Challenging Preconceptions: Taking Laptops to High-Risk Countries

It may be necessary to challenge perceived wisdom in order to expose a clear picture of the real risks, and consequently make the right decision.

Some companies react to the higher rates of intellectual property theft in certain countries by barring employees from taking their corporate laptops on business trips to those countries. In some cases, the companies issue employees with a new “clean” system from which all corporate data has been purged.

The goal is to prevent situations in which information theft might occur, such as when an employee leaves a laptop containing corporate data unattended in a hotel room. A malicious individual could then get physical access to the system and copy the data or implant software that will surreptitiously steal information over time.

But does preventing employees from taking their familiar laptops really solve the problem? Let’s suppose we issue employees with a new, data-free laptop. To do their jobs, they’ll still need to use this system to log into their corporate e-mail and other applications—providing an opportunity for hackers to intercept the network traffic.

Furthermore, if attackers really want to target an individual, they have ways to do it without gaining physical access to the system. With a spearphishing attack, they can induce the individual to click on a malicious link that remotely downloads malware.

Preventing employees from taking their laptops and information also deprives the organization of the key business benefits of using a full-featured portable computing device; employees will likely be less productive as a result. So when assessing the risks of traveling with mobile devices, an organization needs to think through the tradeoff between risk and benefit, including the cost of providing what they believe to be a “clean” system and the impact on the user.

Building Credibility

Ultimately, our ability to influence people’s risk perception depends on our credibility. We need to build trusted relationships with executives and specialists across the organization to ensure our security concerns are seriously considered rather than seen as fearmongering or target fixation.
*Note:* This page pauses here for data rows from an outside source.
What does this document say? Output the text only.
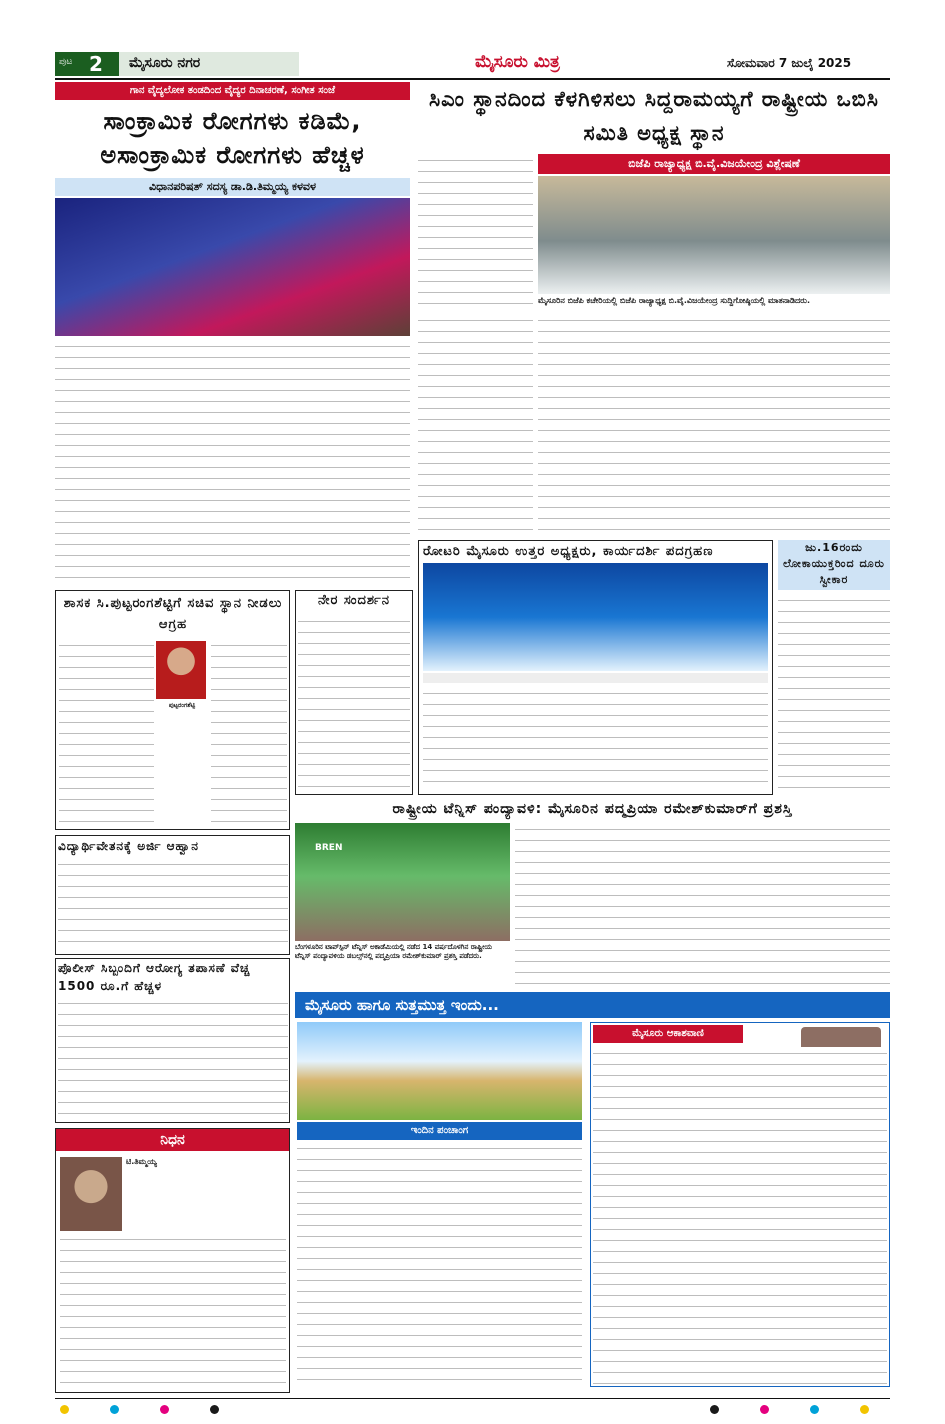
ಪುಟ 2 ಮೈಸೂರು ನಗರ	ಮೈಸೂರು ಮಿತ್ರ	ಸೋಮವಾರ 7 ಜುಲೈ 2025
ಗಾನ ವೈದ್ಯಲೋಕ ತಂಡದಿಂದ ವೈದ್ಯರ ದಿನಾಚರಣೆ, ಸಂಗೀತ ಸಂಜೆ
ಸಾಂಕ್ರಾಮಿಕ ರೋಗಗಳು ಕಡಿಮೆ, ಅಸಾಂಕ್ರಾಮಿಕ ರೋಗಗಳು ಹೆಚ್ಚಳ
ವಿಧಾನಪರಿಷತ್ ಸದಸ್ಯ ಡಾ.ಡಿ.ತಿಮ್ಮಯ್ಯ ಕಳವಳ
ಸಿಎಂ ಸ್ಥಾನದಿಂದ ಕೆಳಗಿಳಿಸಲು ಸಿದ್ದರಾಮಯ್ಯಗೆ ರಾಷ್ಟ್ರೀಯ ಒಬಿಸಿ ಸಮಿತಿ ಅಧ್ಯಕ್ಷ ಸ್ಥಾನ
ಬಿಜೆಪಿ ರಾಜ್ಯಾಧ್ಯಕ್ಷ ಬಿ.ವೈ.ವಿಜಯೇಂದ್ರ ವಿಶ್ಲೇಷಣೆ
ಮೈಸೂರಿನ ಬಿಜೆಪಿ ಕಚೇರಿಯಲ್ಲಿ ಬಿಜೆಪಿ ರಾಜ್ಯಾಧ್ಯಕ್ಷ ಬಿ.ವೈ.ವಿಜಯೇಂದ್ರ ಸುದ್ದಿಗೋಷ್ಠಿಯಲ್ಲಿ ಮಾತನಾಡಿದರು.
ರೋಟರಿ ಮೈಸೂರು ಉತ್ತರ ಅಧ್ಯಕ್ಷರು, ಕಾರ್ಯದರ್ಶಿ ಪದಗ್ರಹಣ	ಜು.16ರಂದು ಲೋಕಾಯುಕ್ತರಿಂದ ದೂರು ಸ್ವೀಕಾರ
ಶಾಸಕ ಸಿ.ಪುಟ್ಟರಂಗಶೆಟ್ಟಿಗೆ ಸಚಿವ ಸ್ಥಾನ ನೀಡಲು ಆಗ್ರಹ
ಪುಟ್ಟರಂಗಶೆಟ್ಟಿ
ನೇರ ಸಂದರ್ಶನ
ರಾಷ್ಟ್ರೀಯ ಟೆನ್ನಿಸ್ ಪಂದ್ಯಾವಳಿ: ಮೈಸೂರಿನ ಪದ್ಮಪ್ರಿಯಾ ರಮೇಶ್‌ಕುಮಾರ್‌ಗೆ ಪ್ರಶಸ್ತಿ
BREN
ಬೆಂಗಳೂರಿನ ಟಾಪ್‌ಸ್ಪಿನ್ ಟೆನ್ನಿಸ್ ಅಕಾಡೆಮಿಯಲ್ಲಿ ನಡೆದ 14 ವರ್ಷದೊಳಗಿನ ರಾಷ್ಟ್ರೀಯ ಟೆನ್ನಿಸ್ ಪಂದ್ಯಾವಳಿಯ ಡಬಲ್ಸ್‌ನಲ್ಲಿ ಪದ್ಮಪ್ರಿಯಾ ರಮೇಶ್‌ಕುಮಾರ್ ಪ್ರಶಸ್ತಿ ಪಡೆದರು.
ವಿದ್ಯಾರ್ಥಿವೇತನಕ್ಕೆ ಅರ್ಜಿ ಆಹ್ವಾನ
ಪೊಲೀಸ್ ಸಿಬ್ಬಂದಿಗೆ ಆರೋಗ್ಯ ತಪಾಸಣೆ ವೆಚ್ಚ 1500 ರೂ.ಗೆ ಹೆಚ್ಚಳ
ನಿಧನ
ಟಿ.ತಿಮ್ಮಯ್ಯ
ಮೈಸೂರು ಹಾಗೂ ಸುತ್ತಮುತ್ತ ಇಂದು...
ಇಂದಿನ ಪಂಚಾಂಗ
ಮೈಸೂರು ಆಕಾಶವಾಣಿ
Trust is hard to create and easy to destroy. If business groups think we are providing unreliable and exaggerated information, will they trust us to provide their security? If we create a security scare about a threat that turns out to be irrelevant or overblown, we may be seen as just another source of misperception.

As I’ll describe in more detail in Chapter 9, we can establish credibility by demonstrating consistency, striving for objectivity, and showing that we can accurately predict the real security issues affecting the organization, and then communicate them in an effective and timely way. Credibility is also built on the competence that comes from understanding the business and technology as well as possessing core security skills. As the scope and importance of information security continue to expand, creating this credibility provides an opportunity to step into a more valuable, high-profile role within the organization.